[SOLVED] Should every User Table have a Clustered Index?

Should every User Table have a Clustered Index?

Recently I found a couple of tables in a Database with no Clustered Indexes defined. But there are non-clustered indexes defined, so they are on HEAP.

On analysis I found that select statements were using filter on the columns defined in non-clustered indexes.

Not having a clustered index on these tables affect performance?

Solution

It's hard to state this more succinctly than SQL Server MVP Brad McGehee:

As a rule of thumb, every table should have a clustered index. Generally, but not always, the clustered index should be on a column that monotonically increases–such as an identity column, or some other column where the value is increasing–and is unique. In many cases, the primary key is the ideal column for a clustered index.
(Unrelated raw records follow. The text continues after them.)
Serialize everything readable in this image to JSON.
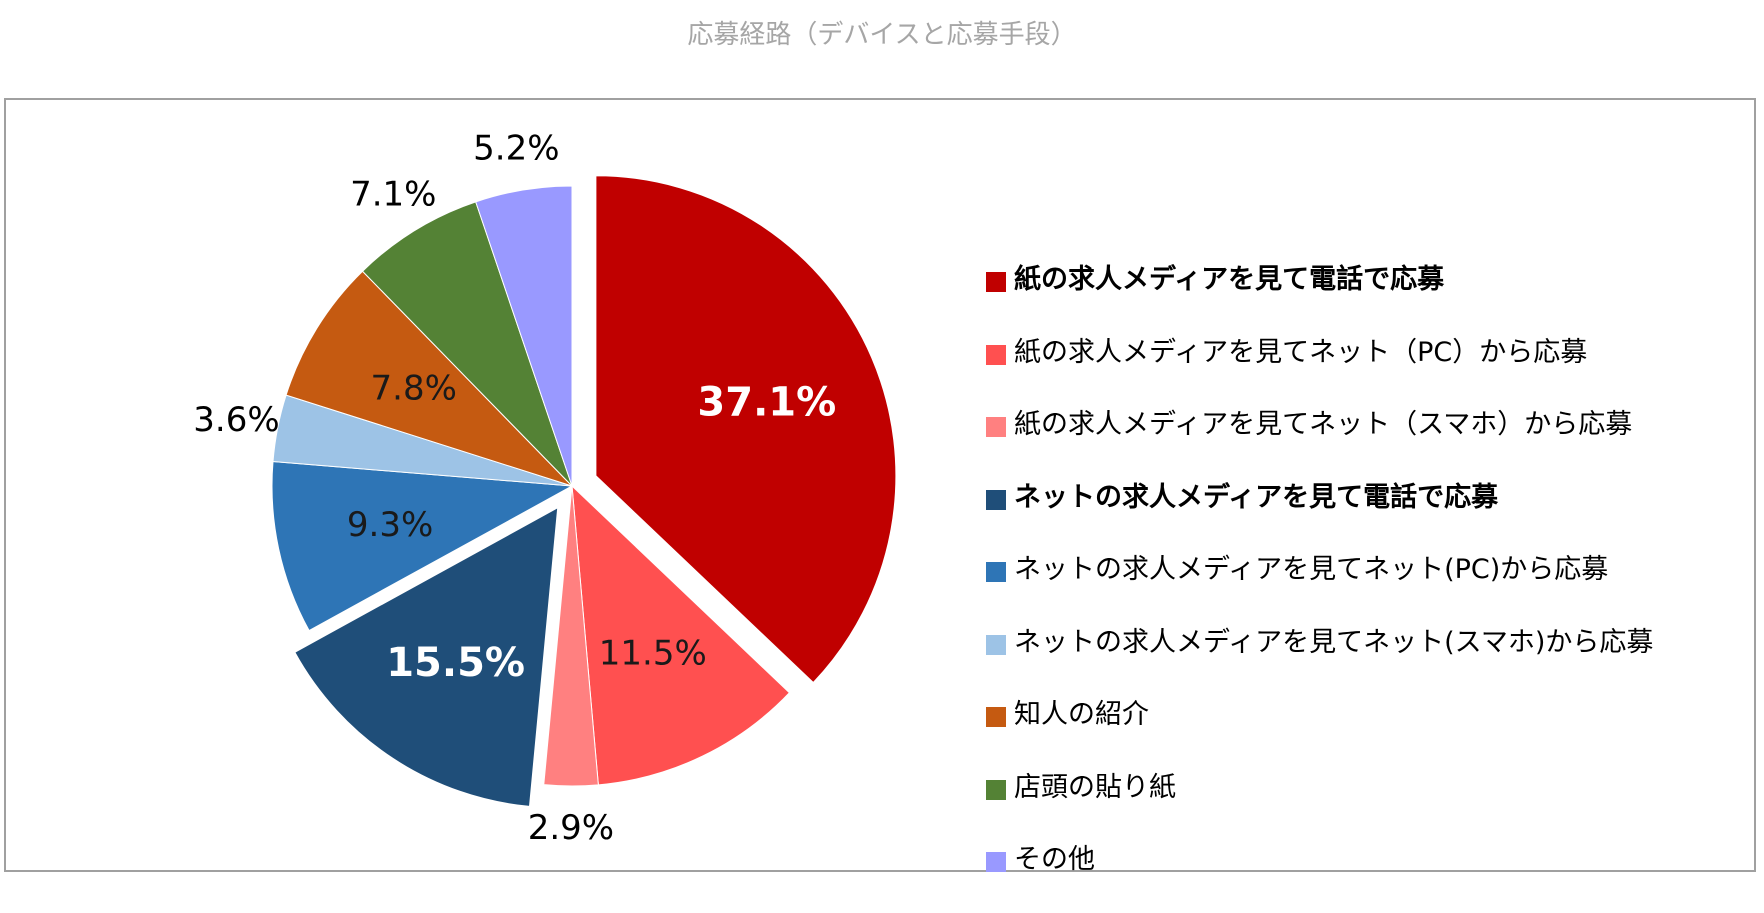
{
  "chart_data": {
    "type": "pie",
    "title": "応募経路（デバイスと応募手段）",
    "start_angle": "12 o'clock",
    "direction": "clockwise",
    "legend_position": "right",
    "slices": [
      {
        "label": "紙の求人メディアを見て電話で応募",
        "value": 37.1,
        "value_label": "37.1%",
        "color": "#c00000",
        "exploded": true,
        "label_bold": true,
        "label_inside": true,
        "label_color": "#ffffff"
      },
      {
        "label": "紙の求人メディアを見てネット（PC）から応募",
        "value": 11.5,
        "value_label": "11.5%",
        "color": "#ff5050",
        "exploded": false,
        "label_bold": false,
        "label_inside": true,
        "label_color": "#1a1a1a"
      },
      {
        "label": "紙の求人メディアを見てネット（スマホ）から応募",
        "value": 2.9,
        "value_label": "2.9%",
        "color": "#ff8080",
        "exploded": false,
        "label_bold": false,
        "label_inside": false,
        "label_color": "#000000"
      },
      {
        "label": "ネットの求人メディアを見て電話で応募",
        "value": 15.5,
        "value_label": "15.5%",
        "color": "#1f4e79",
        "exploded": true,
        "label_bold": true,
        "label_inside": true,
        "label_color": "#ffffff"
      },
      {
        "label": "ネットの求人メディアを見てネット(PC)から応募",
        "value": 9.3,
        "value_label": "9.3%",
        "color": "#2e75b6",
        "exploded": false,
        "label_bold": false,
        "label_inside": true,
        "label_color": "#1a1a1a"
      },
      {
        "label": "ネットの求人メディアを見てネット(スマホ)から応募",
        "value": 3.6,
        "value_label": "3.6%",
        "color": "#9dc3e6",
        "exploded": false,
        "label_bold": false,
        "label_inside": false,
        "label_color": "#000000"
      },
      {
        "label": "知人の紹介",
        "value": 7.8,
        "value_label": "7.8%",
        "color": "#c55a11",
        "exploded": false,
        "label_bold": false,
        "label_inside": true,
        "label_color": "#1a1a1a"
      },
      {
        "label": "店頭の貼り紙",
        "value": 7.1,
        "value_label": "7.1%",
        "color": "#548235",
        "exploded": false,
        "label_bold": false,
        "label_inside": false,
        "label_color": "#000000"
      },
      {
        "label": "その他",
        "value": 5.2,
        "value_label": "5.2%",
        "color": "#9999ff",
        "exploded": false,
        "label_bold": false,
        "label_inside": false,
        "label_color": "#000000"
      }
    ]
  }
}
BOL echoes this sentiment:

With few exceptions, every table should have a clustered index.

The reasons for doing this are many and are primarily based upon the fact that a clustered index physically orders your data in storage.

If your clustered index is on a single column that monotonically increases, inserts occur in order on your storage device and page splits will not happen.
Clustered indexes are efficient for finding a specific row when the indexed value is unique, such as the common pattern of selecting a row based upon the primary key.
A clustered index often allows for efficient queries on columns that are often searched for ranges of values (between, >, etc.).
Clustering can speed up queries where data is commonly sorted by a specific column or columns.
A clustered index can be rebuilt or reorganized on demand to control table fragmentation.
These benefits can even be applied to views.

You may not want to have a clustered index on:

Columns that have frequent data changes, as SQL Server must then physically re-order the data in storage.
Columns that are already covered by other indexes.
Wide keys, as the clustered index is also used in non-clustered index lookups.
GUID columns, which are larger than identities and also effectively random values (not likely to be sorted upon), though newsequentialid() could be used to help mitigate physical reordering during inserts.
A rare reason to use a heap (table without a clustered index) is if the data is always accessed through nonclustered indexes and the RID (SQL Server internal row identifier) is known to be smaller than a clustered index key.

Because of these and other considerations, such as your particular application workloads, you should carefully select your clustered indexes to get maximum benefit for your queries.

Also note that when you create a primary key on a table in SQL Server, it will by default create a unique clustered index (if it doesn't already have one). This means that if you find a table that doesn't have a clustered index, but does have a primary key (as all tables should), a developer had previously made the decision to create it that way. You may want to have a compelling reason to change that (of which there are many, as we've seen). Adding, changing or dropping the clustered index requires rewriting the entire table and any non-clustered indexes, so this can take some time on a large table.